The problem of emergence of Antibiotic resistance in pathogens that are found in animals and food products is a serious issue in Lebanon. FAFS, mainly the Departments of Agriculture and Nutrition and Food Sciences at AUB have tackled this issue, decades ago. In this context, FAFS has an extensive research on the genetic mechanism of resistance development, the wrong managerial practices lying behind it and the alternatives to replace Antimicrobial Growth Promoters (AGP) with natural products. Since the late eighties, the efficiency of several herb extracts, herbal products and essential oil of plants, as antimicrobials, was assessed. This research involved both indigenous and exotic plants. Lots of water, methanol and ethanol extracts, of local Lebanese flora such as calendula, centaurea, alchemilla, and others, were proven to have antiviral, and antibacterial efficacy against major poultry and livestock pathogens. In addition, essential oils of specific plants were highly efficient as coccidiostats, growth promoters, and in treatment of several poultry diseases. Most of these works are published in peer reviewed journals.

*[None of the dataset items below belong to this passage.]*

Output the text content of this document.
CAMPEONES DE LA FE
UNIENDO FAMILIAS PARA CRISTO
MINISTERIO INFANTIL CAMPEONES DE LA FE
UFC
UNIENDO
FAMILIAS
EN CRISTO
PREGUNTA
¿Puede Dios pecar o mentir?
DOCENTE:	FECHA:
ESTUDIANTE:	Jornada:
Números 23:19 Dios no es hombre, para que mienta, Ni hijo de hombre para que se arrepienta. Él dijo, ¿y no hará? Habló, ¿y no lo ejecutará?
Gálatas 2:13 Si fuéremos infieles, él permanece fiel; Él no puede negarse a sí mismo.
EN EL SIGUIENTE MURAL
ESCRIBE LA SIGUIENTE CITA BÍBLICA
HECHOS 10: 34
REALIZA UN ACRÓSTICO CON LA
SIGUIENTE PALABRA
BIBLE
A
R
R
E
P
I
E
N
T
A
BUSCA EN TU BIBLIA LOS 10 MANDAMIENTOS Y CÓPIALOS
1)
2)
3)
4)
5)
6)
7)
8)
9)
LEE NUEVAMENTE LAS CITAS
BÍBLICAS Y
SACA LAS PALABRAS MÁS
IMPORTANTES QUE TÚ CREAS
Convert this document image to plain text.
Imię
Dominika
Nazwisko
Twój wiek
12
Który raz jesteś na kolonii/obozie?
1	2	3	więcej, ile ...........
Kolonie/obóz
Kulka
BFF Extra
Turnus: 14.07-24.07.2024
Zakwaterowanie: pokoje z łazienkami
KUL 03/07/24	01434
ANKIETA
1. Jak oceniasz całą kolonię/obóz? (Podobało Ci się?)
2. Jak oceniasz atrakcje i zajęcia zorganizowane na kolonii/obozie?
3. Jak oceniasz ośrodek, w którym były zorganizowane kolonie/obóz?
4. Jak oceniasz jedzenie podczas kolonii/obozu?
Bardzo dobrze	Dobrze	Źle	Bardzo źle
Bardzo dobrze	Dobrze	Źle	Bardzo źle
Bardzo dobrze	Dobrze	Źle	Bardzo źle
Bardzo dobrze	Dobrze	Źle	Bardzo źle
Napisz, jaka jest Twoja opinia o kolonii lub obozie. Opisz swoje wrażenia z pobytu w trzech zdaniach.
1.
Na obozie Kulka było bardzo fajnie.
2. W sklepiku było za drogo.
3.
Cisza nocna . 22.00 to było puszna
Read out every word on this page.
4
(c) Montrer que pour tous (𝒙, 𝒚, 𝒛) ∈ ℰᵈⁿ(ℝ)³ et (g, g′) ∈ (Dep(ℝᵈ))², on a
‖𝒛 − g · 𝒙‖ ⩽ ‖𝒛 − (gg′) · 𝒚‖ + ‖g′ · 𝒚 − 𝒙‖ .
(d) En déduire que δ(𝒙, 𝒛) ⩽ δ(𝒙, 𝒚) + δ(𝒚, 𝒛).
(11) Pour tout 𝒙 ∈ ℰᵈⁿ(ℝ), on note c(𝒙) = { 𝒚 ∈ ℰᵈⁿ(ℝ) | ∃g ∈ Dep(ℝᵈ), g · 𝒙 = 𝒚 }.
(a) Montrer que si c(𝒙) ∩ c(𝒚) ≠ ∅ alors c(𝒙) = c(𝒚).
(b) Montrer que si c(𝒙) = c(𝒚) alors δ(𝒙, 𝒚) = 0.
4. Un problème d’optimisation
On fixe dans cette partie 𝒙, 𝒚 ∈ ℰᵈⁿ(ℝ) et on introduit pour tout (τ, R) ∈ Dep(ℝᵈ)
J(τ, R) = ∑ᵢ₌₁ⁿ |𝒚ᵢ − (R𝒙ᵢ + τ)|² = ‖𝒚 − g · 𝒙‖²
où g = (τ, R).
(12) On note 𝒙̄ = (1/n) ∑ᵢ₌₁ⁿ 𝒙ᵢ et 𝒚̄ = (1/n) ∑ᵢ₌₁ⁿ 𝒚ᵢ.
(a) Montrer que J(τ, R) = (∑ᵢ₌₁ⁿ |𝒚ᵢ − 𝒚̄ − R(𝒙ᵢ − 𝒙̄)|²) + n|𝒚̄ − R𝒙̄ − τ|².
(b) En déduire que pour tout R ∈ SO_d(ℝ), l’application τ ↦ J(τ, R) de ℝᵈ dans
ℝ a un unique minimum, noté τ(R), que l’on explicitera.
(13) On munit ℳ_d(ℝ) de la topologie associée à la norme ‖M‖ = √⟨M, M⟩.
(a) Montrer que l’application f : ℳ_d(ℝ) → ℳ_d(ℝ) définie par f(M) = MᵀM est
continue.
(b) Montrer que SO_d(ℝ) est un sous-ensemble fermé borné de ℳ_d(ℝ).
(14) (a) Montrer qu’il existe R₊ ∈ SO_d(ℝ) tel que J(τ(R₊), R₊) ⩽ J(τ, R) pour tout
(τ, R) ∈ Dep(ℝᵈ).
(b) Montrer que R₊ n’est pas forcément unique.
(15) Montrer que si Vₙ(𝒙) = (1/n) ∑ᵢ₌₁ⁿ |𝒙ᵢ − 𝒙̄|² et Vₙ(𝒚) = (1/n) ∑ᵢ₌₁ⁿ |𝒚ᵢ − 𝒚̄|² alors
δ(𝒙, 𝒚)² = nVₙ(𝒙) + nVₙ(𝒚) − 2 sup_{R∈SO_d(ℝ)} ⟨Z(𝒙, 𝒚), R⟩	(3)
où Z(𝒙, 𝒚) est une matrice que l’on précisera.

FAFS also emphasized the role of biosecurity as a key to reduce the use of antimicrobials. In its teaching program, principles of biosecurity in animal and poultry farms are being extensively taught in the curriculum of graduate and undergraduate courses such as Agricultural microbiology (AVSC 224), Diseases of Livestock (AVSC 305), Diseases of Poultry (AVSC 306), Food Microbiology (NFSC 277-278).
All of this information, was not kept at the academic level. AUB graduates, in the fields of Animal and Poultry Sciences, and Food industry, are pioneers in the application of the above concepts in their own business domain. The World Rehabilitation fund project in Jezzine area was supervised by an AUB faculty member for the proper application of biosecurity measures and utilization of natural products in production of backyard broilers and layers, to avoid the use of AGP in feed. The project is now a success, and tens of families are now benefiting from these farms. Other faculty members are well known for their significant contribution in spreading the knowledge among farmers, retailers, veterinarians, and consumers regarding the emergence of resistance in animal pathogens as a result of antimicrobials mis-use, through agricultural extensions, seminars and workshops.
Moreover, the situation of microbial resistance to antimicrobials, in Lebanon, is mainly assessed at the Department of Agriculture and the Department of Nutrition and Food Sciences, besides the AUB Medical Center. This subject has been the core of MS thesis of different students, and is a routine practice in FAFS labs.